(Please read from the start)
“Solar goddess
Hathor was a solar deity, a feminine counterpart to sun gods such as Horus and Ra, and was a member of the divine entourage that accompanied Ra as he sailed through the sky in his barque. She was commonly called the "Golden One", referring to the radiance of the sun, and texts from her temple at Dendera say "her rays illuminate the whole earth." She was sometimes fused with another goddess, Nebethetepet, whose name can mean "Lady of the Offering", "Lady of Contentment", or "Lady of the Vulva". At Ra's cult center of Heliopolis, Hathor-Nebethetepet was worshipped as his consort, and the Egyptologist Rudolf Anthes argued that Hathor's name referred to a mythical "house of Horus" at Heliopolis that was connected with the ideology of kingship.”
>> Everything in this paragraph is pointing me that she was one of the Sebetti. It’s interesting if you think about it! I mean the idea of not all the Sebetti were male, but some were also females.
“She was one of many goddesses to take the role of the Eye of Ra, a feminine personification of the disk of the sun and an extension of Ra's own power. Ra was sometimes portrayed inside the disk, which Troy interprets as meaning that the Eye goddess was thought of as a womb from which the sun god was born. Hathor's seemingly contradictory roles as mother, wife, and daughter of Ra reflected the daily cycle of the sun. At sunset the god entered the body of the goddess, impregnating her and fathering the deities born from her womb at sunrise: himself and the Eye goddess, who would later give birth to him. Ra gave rise to his daughter, the Eye goddess, who in turn gave rise to him, her son, in a cycle of constant regeneration.”
>> I’ve already explained about Hathor being one of the Eye of Ra = a warrior with a weapon.

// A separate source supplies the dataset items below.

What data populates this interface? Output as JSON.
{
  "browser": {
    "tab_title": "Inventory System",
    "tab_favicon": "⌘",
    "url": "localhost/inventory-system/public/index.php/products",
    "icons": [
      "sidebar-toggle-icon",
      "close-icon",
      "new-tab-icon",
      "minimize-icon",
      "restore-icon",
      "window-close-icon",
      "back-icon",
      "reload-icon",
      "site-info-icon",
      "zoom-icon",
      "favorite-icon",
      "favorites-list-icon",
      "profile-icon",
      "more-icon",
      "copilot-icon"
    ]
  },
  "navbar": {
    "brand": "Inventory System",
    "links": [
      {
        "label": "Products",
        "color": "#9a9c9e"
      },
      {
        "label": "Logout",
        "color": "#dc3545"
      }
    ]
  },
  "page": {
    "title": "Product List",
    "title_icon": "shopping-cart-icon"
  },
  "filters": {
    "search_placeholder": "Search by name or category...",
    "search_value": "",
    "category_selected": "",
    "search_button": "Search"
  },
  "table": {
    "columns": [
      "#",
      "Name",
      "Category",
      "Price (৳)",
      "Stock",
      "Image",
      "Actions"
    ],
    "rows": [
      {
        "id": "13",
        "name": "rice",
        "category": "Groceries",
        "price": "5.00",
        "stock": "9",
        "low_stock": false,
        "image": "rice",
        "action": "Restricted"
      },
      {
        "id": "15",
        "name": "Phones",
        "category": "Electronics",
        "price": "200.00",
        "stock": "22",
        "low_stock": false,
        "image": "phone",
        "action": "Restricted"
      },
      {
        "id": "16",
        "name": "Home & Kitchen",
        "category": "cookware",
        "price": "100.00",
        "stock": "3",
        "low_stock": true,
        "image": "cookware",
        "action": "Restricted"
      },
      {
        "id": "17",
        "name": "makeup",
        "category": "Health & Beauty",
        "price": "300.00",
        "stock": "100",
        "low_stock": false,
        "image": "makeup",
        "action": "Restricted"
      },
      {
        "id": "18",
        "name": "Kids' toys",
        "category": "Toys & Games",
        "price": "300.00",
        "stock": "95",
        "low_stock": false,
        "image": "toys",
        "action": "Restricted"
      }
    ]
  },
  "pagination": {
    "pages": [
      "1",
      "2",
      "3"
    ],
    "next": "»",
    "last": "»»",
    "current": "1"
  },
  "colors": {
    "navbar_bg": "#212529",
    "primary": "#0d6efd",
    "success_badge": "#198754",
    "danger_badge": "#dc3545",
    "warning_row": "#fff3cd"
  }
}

“The Eye of Ra protected the sun god from his enemies and was often represented as a uraeus, or rearing cobra, or as a lioness. A form of the Eye of Ra known as "Hathor of the Four Faces", represented by a set of four cobras, was said to face in each of the cardinal directions to watch for threats to the sun god. A group of myths, known from the New Kingdom (c. 1550–1070 BC) onward, describe what happens when the Eye goddess rampages uncontrolled. In the funerary text known as the Book of the Heavenly Cow, Ra sends Hathor as the Eye of Ra to punish humans for plotting rebellion against his rule. She becomes the lioness goddess Sekhmet and massacres the rebellious humans, but Ra decides to prevent her from killing all humanity. He orders that beer be dyed red and poured out over the land. The Eye goddess drinks the beer, mistaking it for blood, and in her inebriated state reverts to being the benign and beautiful Hathor. Related to this story is the myth of the Distant Goddess, from the Late and Ptolemaic periods. The Eye goddess, sometimes in the form of Hathor, rebels against Ra's control and rampages freely in a foreign land: Libya west of Egypt or Nubia to the south. Weakened by the loss of his Eye, Ra sends another god, such as Thoth, to bring her back to him. Once pacified, the goddess returns to become the consort of the sun god or of the god who brings her back. The two aspects of the Eye goddess—violent and dangerous versus beautiful and joyful—reflected the Egyptian belief that women, as the Egyptologist Carolyn Graves-Brown puts it, "encompassed both extreme passions of fury and love".”
>> The first sentence confirms my point that the Cobra of the Uraeus is in fact Electricity. Hathor of the Four Faces: does this mean the Lamassu warriors were stationed in the direction of the Four Cardinal Points? As for the late periods mentioned, well, it’s far from the starting point, so I’m not going to get into it.